Im glad to see ther are two of you -- there is certainly an open debate about this. Your opinions are noted.
But the statement...
"dealing with such a machine translation would be WORSE for the writer than starting with a blank page."
...is a bit loosy-goosy.. It seems almost technophobic, and it misses some points, namely !. the general thrust of the wikipedia as collaborative, and interactive -- 2. that something on the page is most often better than *nothing on the page -- 3. that machine translation is improving at an extremely rapid pace. 4. this is the general consensus --that the WP take upon itself a more international scope .
I dont agree with "running everthing through Babelfish" -- this is not the best option, even if it were feasible -- (I think that was an oversimplification - not a well-crafted sentence.) The better options are a subject weve already mentioned -- namely a platform dedicated to cross-langa articles , and a means to make it more efficient to use our own personal translation ware... I suggested the use of the simple wiki for this -- there are some issues with that as well.

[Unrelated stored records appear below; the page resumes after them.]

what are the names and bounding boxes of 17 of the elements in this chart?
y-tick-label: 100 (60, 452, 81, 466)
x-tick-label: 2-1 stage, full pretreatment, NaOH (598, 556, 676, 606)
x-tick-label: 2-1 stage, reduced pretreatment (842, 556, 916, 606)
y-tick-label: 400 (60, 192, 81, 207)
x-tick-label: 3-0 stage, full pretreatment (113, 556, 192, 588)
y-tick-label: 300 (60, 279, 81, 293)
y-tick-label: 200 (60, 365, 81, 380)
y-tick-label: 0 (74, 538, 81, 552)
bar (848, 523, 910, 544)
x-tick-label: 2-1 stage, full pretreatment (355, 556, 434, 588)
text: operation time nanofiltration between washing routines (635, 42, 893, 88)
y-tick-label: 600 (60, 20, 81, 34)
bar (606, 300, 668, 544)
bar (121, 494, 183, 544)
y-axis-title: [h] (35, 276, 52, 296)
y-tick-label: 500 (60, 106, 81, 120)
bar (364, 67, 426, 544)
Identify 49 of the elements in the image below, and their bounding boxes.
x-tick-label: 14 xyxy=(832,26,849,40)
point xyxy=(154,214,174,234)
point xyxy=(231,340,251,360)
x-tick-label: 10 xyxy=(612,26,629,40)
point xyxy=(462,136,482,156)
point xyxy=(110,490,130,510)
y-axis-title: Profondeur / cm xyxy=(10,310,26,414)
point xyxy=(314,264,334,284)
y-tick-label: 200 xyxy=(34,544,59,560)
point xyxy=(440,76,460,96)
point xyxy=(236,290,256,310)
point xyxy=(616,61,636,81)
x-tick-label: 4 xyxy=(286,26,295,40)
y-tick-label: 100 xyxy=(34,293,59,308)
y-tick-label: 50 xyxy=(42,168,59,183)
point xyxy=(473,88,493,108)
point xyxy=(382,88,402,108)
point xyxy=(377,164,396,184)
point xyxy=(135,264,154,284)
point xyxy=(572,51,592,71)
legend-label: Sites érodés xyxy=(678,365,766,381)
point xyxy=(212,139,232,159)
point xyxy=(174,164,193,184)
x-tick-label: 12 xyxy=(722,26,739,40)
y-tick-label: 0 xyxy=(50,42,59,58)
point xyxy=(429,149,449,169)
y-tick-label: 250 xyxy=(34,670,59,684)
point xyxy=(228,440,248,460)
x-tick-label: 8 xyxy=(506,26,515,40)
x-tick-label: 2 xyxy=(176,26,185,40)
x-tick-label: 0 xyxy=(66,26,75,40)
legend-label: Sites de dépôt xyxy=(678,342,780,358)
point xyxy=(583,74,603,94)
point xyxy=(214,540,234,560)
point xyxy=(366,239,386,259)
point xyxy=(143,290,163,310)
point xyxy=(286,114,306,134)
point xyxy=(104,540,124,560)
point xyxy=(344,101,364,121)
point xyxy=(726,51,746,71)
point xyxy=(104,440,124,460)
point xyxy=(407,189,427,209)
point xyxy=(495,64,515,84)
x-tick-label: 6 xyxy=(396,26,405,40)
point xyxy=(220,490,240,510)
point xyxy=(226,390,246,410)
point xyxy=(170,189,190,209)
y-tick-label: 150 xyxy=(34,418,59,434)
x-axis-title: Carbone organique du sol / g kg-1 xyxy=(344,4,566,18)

Ultimately, there is no generalized view of machine translation -- Systran (google) is rather good for one-way conversion between one European language and another. Even Jim Breen's kanji translator is good for at mass-converting Kanji to their meanings, in a list. That it would be too hard for a "writer" to connect the dots with some grammar, is also a rather fishy statement. Wikipedians are NOT writers, anyway -- were *editors.
-S-
--- Arwel Parry arwel@cartref.demon.co.uk wrote:
In message 3F1662E7.1020701@planetunreal.com, tarquin tarquin=ivGM6J5ThX418oCzpIvf9w@public.gmane.org writes
Jason Richey wrote:
To this end, we might as well spawn a new
project... A project that
takes the en wikipedia data dump and passes it
through Babelfish or
the like.
Could we please return to the real world? Machine translations are sometimes vaguely useful
for getting the gist
of something. but by and large, they are pure crud. dealing with such a machine translation would be
WORSE for the writer
than starting with a blank page.
I quite agree, apart from the fact that I can't envisage Babelfish "or the like" ever being set up to translate many of the lesser-used languages we have wikipedias set up for.